Sürü sürüdür, çobanına bakılmaz.
Aklını kullanmayan, kalbini çalıştırmayan ve vicdanını işletmeyen kişinin rehberi ne kadar iyi olursa olsun kendisini kitle psikolojisinden kurtaramaz.
İyi kişi kendini kurtarır ama iyiliği yaşamayan ve yaşatmayan kendince iyi gördüklerinin etrafında toplanıp krallığını ilan etmemiş kişinin kralcılığını yapıp takım tutar gibi fanatikçe körü körüne sever ve karşı tarafa da delicesine düşmanlık eder.
Sadece liderinin her yaptığını değil kendinin ve saz arkadaşlarının da yaptıklarını bütünüyle doğru görür ve karşı taraftakilerin doğru yaptıklarını ve güzel tarafını görmek istemez. İster akrabasından ister dininden ister memleketinden olsun yine de onlar yabancıdır, ötekidir.
Saygı duyulmayı hak etmeyen, hor görülen ve hakaret edilmesi gereken kişiler olarak görülür.
İnsanlar arasındaki boşluklarda bir tür aforoz, tekfir, mezhepçilik, cemaatçilik ve particiliktir yaşanan kadrolaşma.
Karşıdaki insan mı Müslüman mı vatandaş mı akraba mı arkadaş mı artık önemli değildir.

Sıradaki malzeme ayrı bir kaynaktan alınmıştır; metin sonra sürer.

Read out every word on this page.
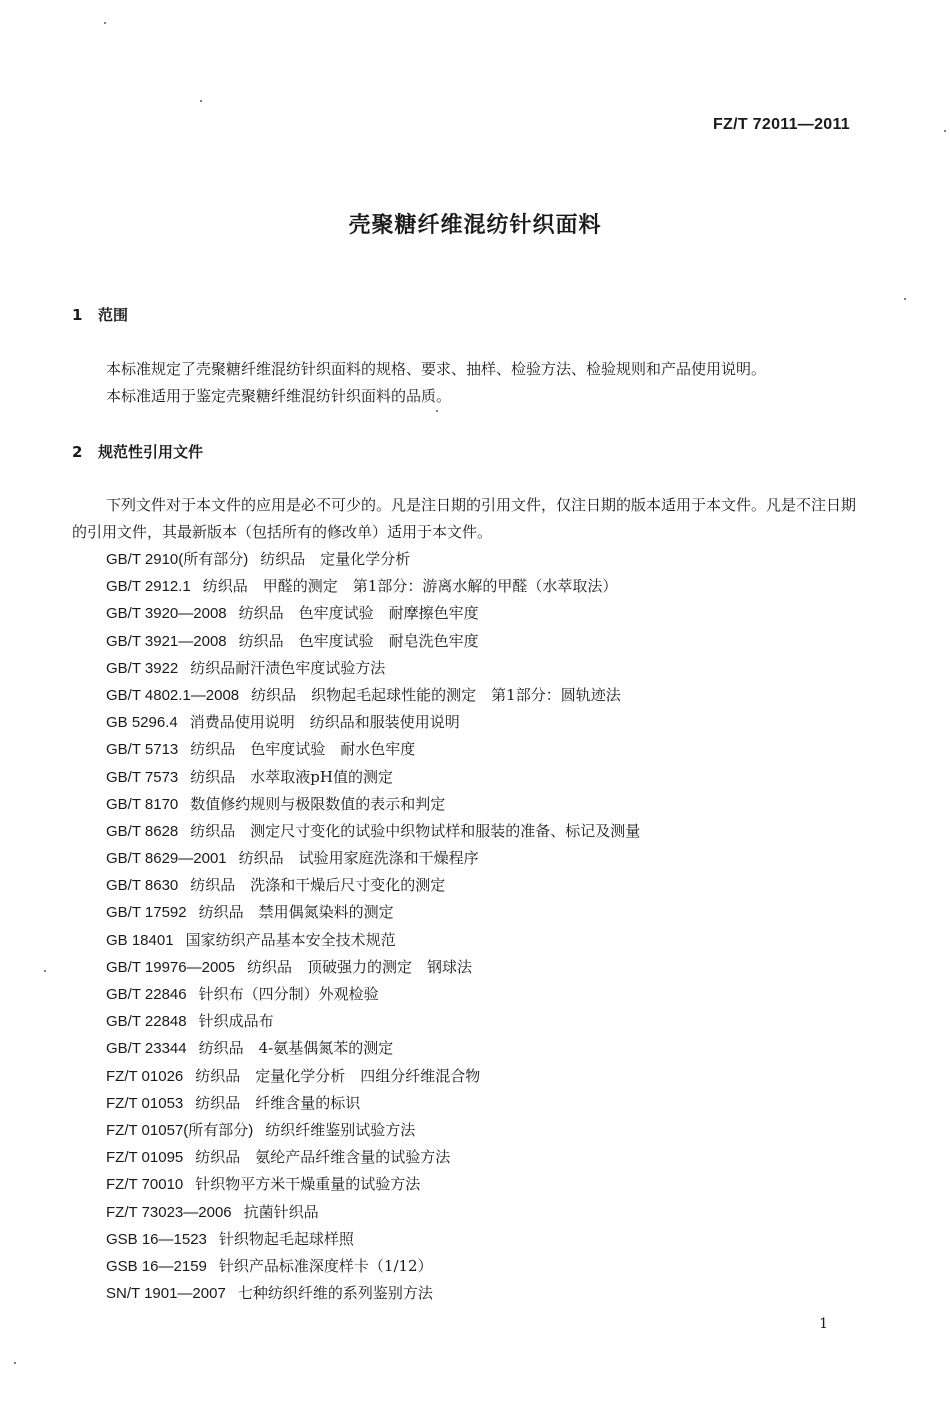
FZ/T 72011—2011
壳聚糖纤维混纺针织面料
1 范围
本标准规定了壳聚糖纤维混纺针织面料的规格、要求、抽样、检验方法、检验规则和产品使用说明。
本标准适用于鉴定壳聚糖纤维混纺针织面料的品质。
2 规范性引用文件
下列文件对于本文件的应用是必不可少的。凡是注日期的引用文件，仅注日期的版本适用于本文件。凡是不注日期的引用文件，其最新版本（包括所有的修改单）适用于本文件。
GB/T 2910(所有部分) 纺织品　定量化学分析
GB/T 2912.1 纺织品　甲醛的测定　第1部分：游离水解的甲醛（水萃取法）
GB/T 3920—2008 纺织品　色牢度试验　耐摩擦色牢度
GB/T 3921—2008 纺织品　色牢度试验　耐皂洗色牢度
GB/T 3922 纺织品耐汗渍色牢度试验方法
GB/T 4802.1—2008 纺织品　织物起毛起球性能的测定　第1部分：圆轨迹法
GB 5296.4 消费品使用说明　纺织品和服装使用说明
GB/T 5713 纺织品　色牢度试验　耐水色牢度
GB/T 7573 纺织品　水萃取液pH值的测定
GB/T 8170 数值修约规则与极限数值的表示和判定
GB/T 8628 纺织品　测定尺寸变化的试验中织物试样和服装的准备、标记及测量
GB/T 8629—2001 纺织品　试验用家庭洗涤和干燥程序
GB/T 8630 纺织品　洗涤和干燥后尺寸变化的测定
GB/T 17592 纺织品　禁用偶氮染料的测定
GB 18401 国家纺织产品基本安全技术规范
GB/T 19976—2005 纺织品　顶破强力的测定　钢球法
GB/T 22846 针织布（四分制）外观检验
GB/T 22848 针织成品布
GB/T 23344 纺织品　4-氨基偶氮苯的测定
FZ/T 01026 纺织品　定量化学分析　四组分纤维混合物
FZ/T 01053 纺织品　纤维含量的标识
FZ/T 01057(所有部分) 纺织纤维鉴别试验方法
FZ/T 01095 纺织品　氨纶产品纤维含量的试验方法
FZ/T 70010 针织物平方米干燥重量的试验方法
FZ/T 73023—2006 抗菌针织品
GSB 16—1523 针织物起毛起球样照
GSB 16—2159 针织产品标准深度样卡（1/12）
SN/T 1901—2007 七种纺织纤维的系列鉴别方法
1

Tarihsel bir düşmanlık da iliştirilir hormonlu kutsal davaya.
İnsanların çoğu gerçekten inanmıyorlar, inanıyor gibi davranıyorlar yoksa bu kadar saldırgan, kaba ve yaftacı olamazlardı.
Ya bizden ya onlardansın deme seviyesizliğinde adam asmaca oyunları oynanıyor kahve köşelerinde ve sanal âlemlerde.
Kendimizin ve yanımızdakilerin insan olduğunu düşündüğümüz kadar diğerlerine de mi birazcık insan olsak acaba?
Çünkü onlar da insan, senin gibi benim gibi ruh ile kalbi ve sevdikleriyle sevenleri var.
Hatırlatayım dedim.
Yoksa bugün gâvur saydıklarımız yarın sevaplarımızı alan Müslüman ve iyiliklerimiz isteyen insan kardeşlerimiz olarak ilahi mahkemede karşımıza çıkabilirler.